Keep the status quo

Martin Mears surveys the proposed landscape as detailed in the recent reform consultation paper - and he likes no part of it

Every self-respecting politician claims to be a reformer.

In the same way, there has been no time during the past five years when the Law Society has not claimed to be immersed in a process of radical reform.

I have lost count of all the reform initiatives, reform working parties, reform task forces, and reform consultation papers.

None of this bustle led to very much.

And now we have the latest batch of proposals.

These are set out in the consultation paper circulated with the Gazette a few weeks ago.

They are presented as offering yet another bright dawn.

However, this dawn is, as I shall attempt to show, a false one.

The size of the council would be increased from 75 to 120 members and would probably meet only six times a year.

Could one devise any better method of reducing the practical effectiveness of a representative body?

The new council would be a mere talking-shop and rubber-stamping body.

No solicitor of any calibre would want to waste his time in serving on it.

All real decisions would be taken by the proposed new 'cabinet', that is to say, a closed circle of insiders.

The expanded rubber-stamp council would include increased representation for specialist groups and sectional interests.

The council already contains 15 members who supposedly represent sectional interests.

Even now there is considerable difficulty in filling these seats.

If there are going to be more sectional representatives then the problem of actually finding people will be correspondingly greater.

Therefore, it is highly probable that the new sectional representatives will be nominated by particular groups.

But a number of these groups are not in the least democratic or genuinely representative.

Without members' subscriptions and dependent on subsidies from Chancery Lane, their culture is, not surprisingly, exactly the same as that of the Law Society's Council itself.

The profession would lose its right to choose its leaders in open elections.

These leaders would instead be selected by the council.

This is a straightforward reversion to the pre-1995 'Buggins turn' system.

The justification for this is that contested elections create bad publicity.

In fact, this year's elections did nothing of the kind because they were fought, as they ought to be, with appropriate courtesy and restraint.

It is, in any event, a curious idea that people should be deprived of the right to choose their representatives because these representatives sometimes behave badly.

In fact, office holder elections are an essential democratic control.

At present, they are the only effective way in which the profession can send a message to the Law Society.

The Society would be run by a 15-person 'cabinet'.

This would include the Society's chief executive and six senior members.

Since these are responsible to and seek promotion from the chief executive it would be inevitable that they and their boss would vote as one group.

I can think of no representative body where paid unelected staff are entrusted with such powers.

The consultation paper's proposed lay commissioner for complaints would have power to make compensation awards up to 5,000.

He would be attached to the Office for the Supervision of Solicitors (OSS) and have the right to attend and address the council, to produce an annual report to government 'and other stakeholders' at the Society's expense.

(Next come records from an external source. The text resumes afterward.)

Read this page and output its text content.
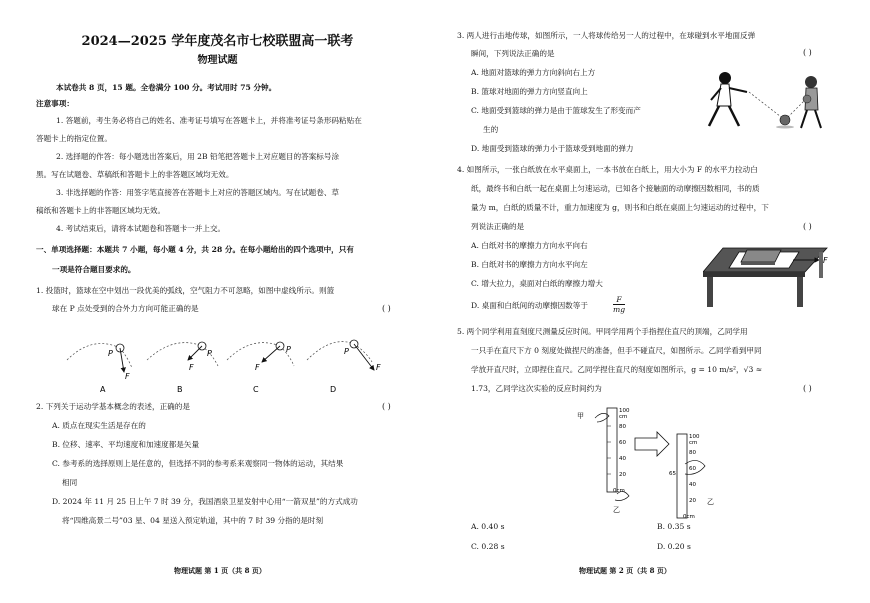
2024—2025 学年度茂名市七校联盟高一联考
物理试题
本试卷共 8 页，15 题。全卷满分 100 分。考试用时 75 分钟。
注意事项：
1. 答题前，考生务必将自己的姓名、准考证号填写在答题卡上，并将准考证号条形码粘贴在
答题卡上的指定位置。
2. 选择题的作答：每小题选出答案后，用 2B 铅笔把答题卡上对应题目的答案标号涂
黑。写在试题卷、草稿纸和答题卡上的非答题区域均无效。
3. 非选择题的作答：用签字笔直接答在答题卡上对应的答题区域内。写在试题卷、草
稿纸和答题卡上的非答题区域均无效。
4. 考试结束后，请将本试题卷和答题卡一并上交。
一、单项选择题：本题共 7 小题，每小题 4 分，共 28 分。在每小题给出的四个选项中，只有
一项是符合题目要求的。
1. 投篮时，篮球在空中划出一段优美的弧线，空气阻力不可忽略，如图中虚线所示。则篮
球在 P 点处受到的合外力方向可能正确的是	( )
P
F
F
P
F
P	P
F
A	B	C	D
2. 下列关于运动学基本概念的表述，正确的是	( )
A. 质点在现实生活是存在的
B. 位移、速率、平均速度和加速度都是矢量
C. 参考系的选择原则上是任意的，但选择不同的参考系来观察同一物体的运动，其结果
相同
D. 2024 年 11 月 25 日上午 7 时 39 分，我国酒泉卫星发射中心用“一箭双星”的方式成功
将“四维高景二号”03 星、04 星送入预定轨道，其中的 7 时 39 分指的是时刻
物理试题 第 1 页（共 8 页）
3. 两人进行击地传球，如图所示，一人将球传给另一人的过程中，在球碰到水平地面反弹
瞬间，下列说法正确的是	( )
A. 地面对篮球的弹力方向斜向右上方
B. 篮球对地面的弹力方向竖直向上
C. 地面受到篮球的弹力是由于篮球发生了形变而产
生的
D. 地面受到篮球的弹力小于篮球受到地面的弹力
4. 如图所示，一张白纸放在水平桌面上，一本书放在白纸上，用大小为 F 的水平力拉动白
纸，最终书和白纸一起在桌面上匀速运动，已知各个接触面的动摩擦因数相同，书的质
量为 m，白纸的质量不计，重力加速度为 g，则书和白纸在桌面上匀速运动的过程中，下
列说法正确的是	( )
A. 白纸对书的摩擦力方向水平向右
B. 白纸对书的摩擦力方向水平向左
C. 增大拉力，桌面对白纸的摩擦力增大
D. 桌面和白纸间的动摩擦因数等于	$\frac{F}{mg}$
F
5. 两个同学利用直刻度尺测量反应时间。甲同学用两个手指捏住直尺的顶端，乙同学用
一只手在直尺下方 0 刻度处做捏尺的准备，但手不碰直尺，如图所示。乙同学看到甲同
学放开直尺时，立即捏住直尺。乙同学捏住直尺的刻度如图所示，g = 10 m/s²，√3 ≈
1.73，乙同学这次实验的反应时间约为	( )
100
cm
80
60
40
20
0cm
甲
乙
100
cm
80
60
40
20
0cm
65
乙
A. 0.40 s	B. 0.35 s
C. 0.28 s	D. 0.20 s
物理试题 第 2 页（共 8 页）
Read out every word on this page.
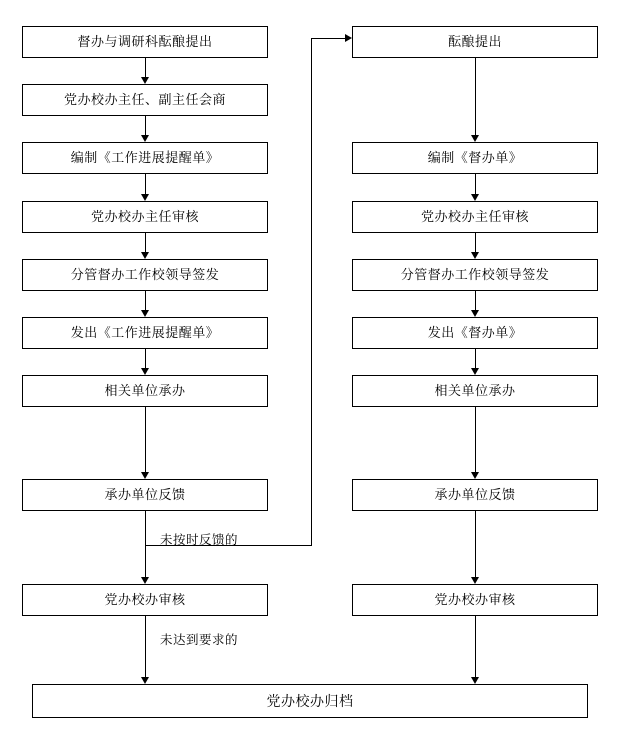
督办与调研科酝酿提出
党办校办主任、副主任会商
编制《工作进展提醒单》
党办校办主任审核
分管督办工作校领导签发
发出《工作进展提醒单》
相关单位承办
承办单位反馈
党办校办审核
酝酿提出
编制《督办单》
党办校办主任审核
分管督办工作校领导签发
发出《督办单》
相关单位承办
承办单位反馈
党办校办审核
党办校办归档
未按时反馈的
未达到要求的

He would also recommend performance and quality targets.

By its very nature, the lay commissioner's office would involve a permanent tension both with the OSS and the Legal Services Ombudsman (LSO).

The lay commissioner is a misnomer.

We should properly be talking of a lay commissioner's office because the commissioner would need adequate staffing and resources to do the job.

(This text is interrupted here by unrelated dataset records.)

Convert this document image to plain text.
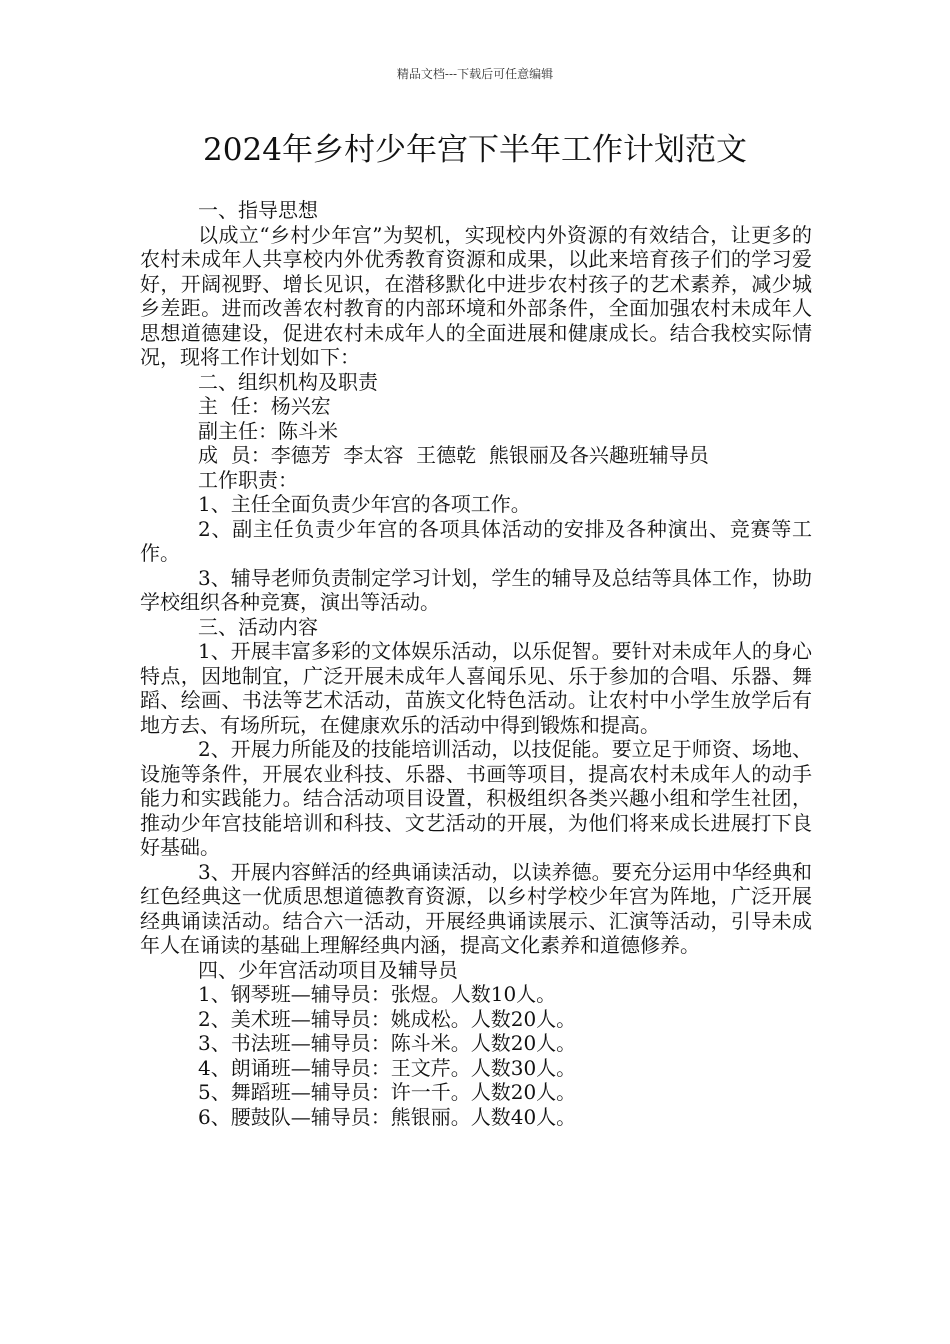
精品文档---下载后可任意编辑
2024年乡村少年宫下半年工作计划范文

一、指导思想

以成立“乡村少年宫”为契机，实现校内外资源的有效结合，让更多的农村未成年人共享校内外优秀教育资源和成果，以此来培育孩子们的学习爱好，开阔视野、增长见识，在潜移默化中进步农村孩子的艺术素养，减少城乡差距。进而改善农村教育的内部环境和外部条件，全面加强农村未成年人思想道德建设，促进农村未成年人的全面进展和健康成长。结合我校实际情况，现将工作计划如下：

二、组织机构及职责

主  任：杨兴宏

副主任：陈斗米

成  员：李德芳  李太容  王德乾  熊银丽及各兴趣班辅导员

工作职责：

1、主任全面负责少年宫的各项工作。

2、副主任负责少年宫的各项具体活动的安排及各种演出、竞赛等工作。

3、辅导老师负责制定学习计划，学生的辅导及总结等具体工作，协助学校组织各种竞赛，演出等活动。

三、活动内容

1、开展丰富多彩的文体娱乐活动，以乐促智。要针对未成年人的身心特点，因地制宜，广泛开展未成年人喜闻乐见、乐于参加的合唱、乐器、舞蹈、绘画、书法等艺术活动，苗族文化特色活动。让农村中小学生放学后有地方去、有场所玩，在健康欢乐的活动中得到锻炼和提高。

2、开展力所能及的技能培训活动，以技促能。要立足于师资、场地、设施等条件，开展农业科技、乐器、书画等项目，提高农村未成年人的动手能力和实践能力。结合活动项目设置，积极组织各类兴趣小组和学生社团，推动少年宫技能培训和科技、文艺活动的开展，为他们将来成长进展打下良好基础。

3、开展内容鲜活的经典诵读活动，以读养德。要充分运用中华经典和红色经典这一优质思想道德教育资源，以乡村学校少年宫为阵地，广泛开展经典诵读活动。结合六一活动，开展经典诵读展示、汇演等活动，引导未成年人在诵读的基础上理解经典内涵，提高文化素养和道德修养。

四、少年宫活动项目及辅导员

1、钢琴班—辅导员：张煜。人数10人。

2、美术班—辅导员：姚成松。人数20人。

3、书法班—辅导员：陈斗米。人数20人。

4、朗诵班—辅导员：王文芹。人数30人。

5、舞蹈班—辅导员：许一千。人数20人。

6、腰鼓队—辅导员：熊银丽。人数40人。
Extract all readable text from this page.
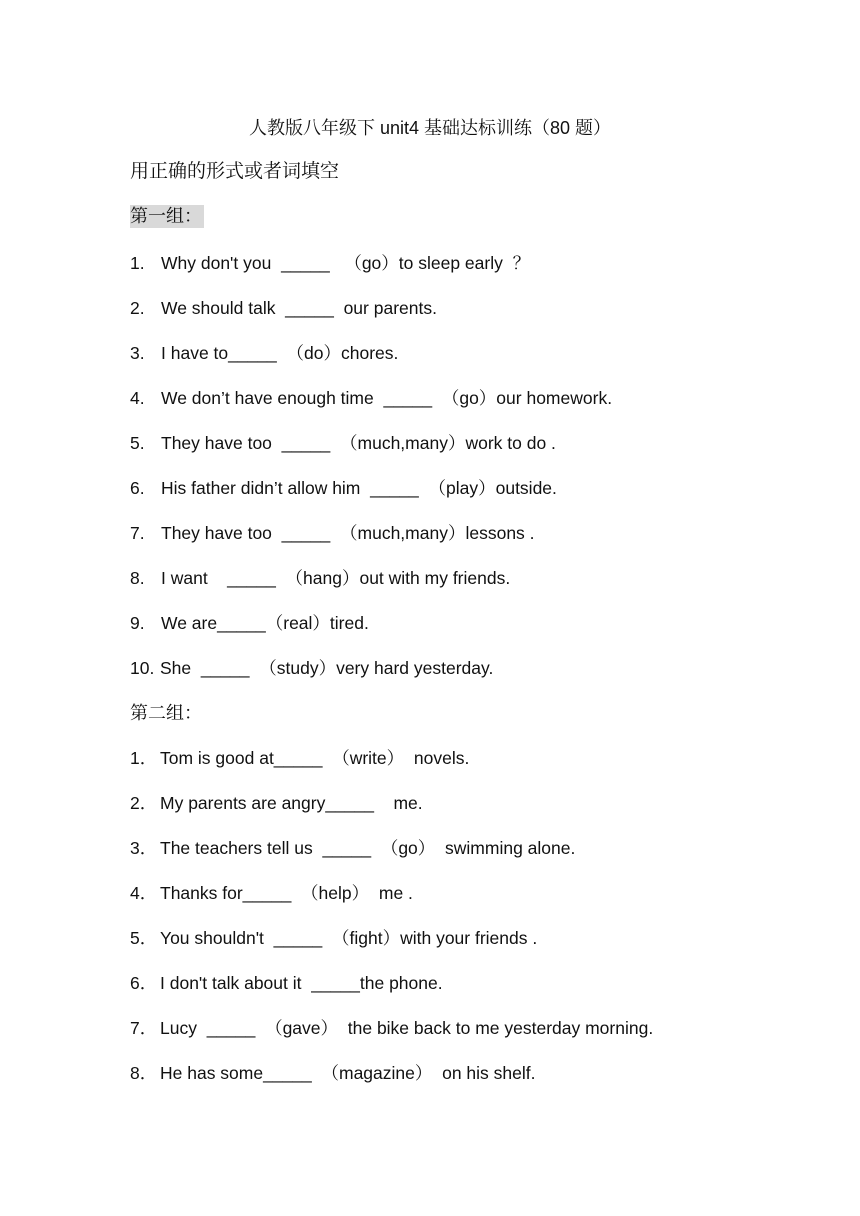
人教版八年级下 unit4 基础达标训练（80 题）
用正确的形式或者词填空
第一组：
1. Why don't you  _____   （go）to sleep early  ？
2. We should talk  _____  our parents.
3. I have to_____  （do）chores.
4. We don’t have enough time  _____  （go）our homework.
5. They have too  _____  （much,many）work to do .
6. His father didn’t allow him  _____  （play）outside.
7. They have too  _____  （much,many）lessons .
8. I want    _____  （hang）out with my friends.
9. We are_____（real）tired.
10. She  _____  （study）very hard yesterday.
第二组：
1． Tom is good at_____  （write）  novels.
2． My parents are angry_____    me.
3． The teachers tell us  _____  （go）  swimming alone.
4． Thanks for_____  （help）  me .
5． You shouldn't  _____  （fight）with your friends .
6． I don't talk about it  _____the phone.
7． Lucy  _____  （gave）  the bike back to me yesterday morning.
8． He has some_____  （magazine）  on his shelf.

All this would be paid for by the profession.

The commissioner would, under the proposals, not be appointed by the Law Society and his independence would be guaranteed.

That means that the Society could not dismiss him either.

Also, it is probable that the lay commissioner will manifest his independence by producing a critical annual report of the kind we are accustomed to receive from the LSO.

No attempt has been made to cost the proposal (or, indeed, any of the other proposals).

The OSS now has a staff of hundreds and consumes more than one-third of the practising certificate fee.

What kind of staff will the lay commissioner have? And who will decide the size of his budget?

It would be politically impossible for the Law Society to allow him to say that he was starved of resources.

The profession's financial commitment would in practice be open-ended.

Last year, the Law Society employed management consultants to produce recommendations on the reorganisation and staffing of the OSS.

The recommendations have been - or are in the process of being - implemented.

We are assured that the OSS now has its problems under control.

If this is so, what justification can there be for introducing an outside player into the game?

Even the 'reformers' acknowledge that a lay commissioner's office carries one particularly disagreeable risk.

It creates a ready-made consumer-orientated entity for the government to take over as a going concern - along with the OSS.

That indeed would be the end of any meaningful self- regulation.

In future, the position would at least have the virtue of simplicity - the commissioner would regulate in the manner he thought best and the profession would pick up the bill.

The fundamental objection to the consultation paper proposals is that they are in reality intensely regressive.

Their tendency is to reinforce all the worst features of the current regime - an ineffective and out-of-touch council easily manipulated by people with special agendas; a cabinet of entrenched and complacent insiders; an obese bureaucracy whose hugely expanded role in the Law Society's administration would result in yet further accretions of personnel and expenditure.

It would be better to maintain the status quo than have 'reforms' like these.

Martin Mears is a former Law Society President and council member for Norfolk.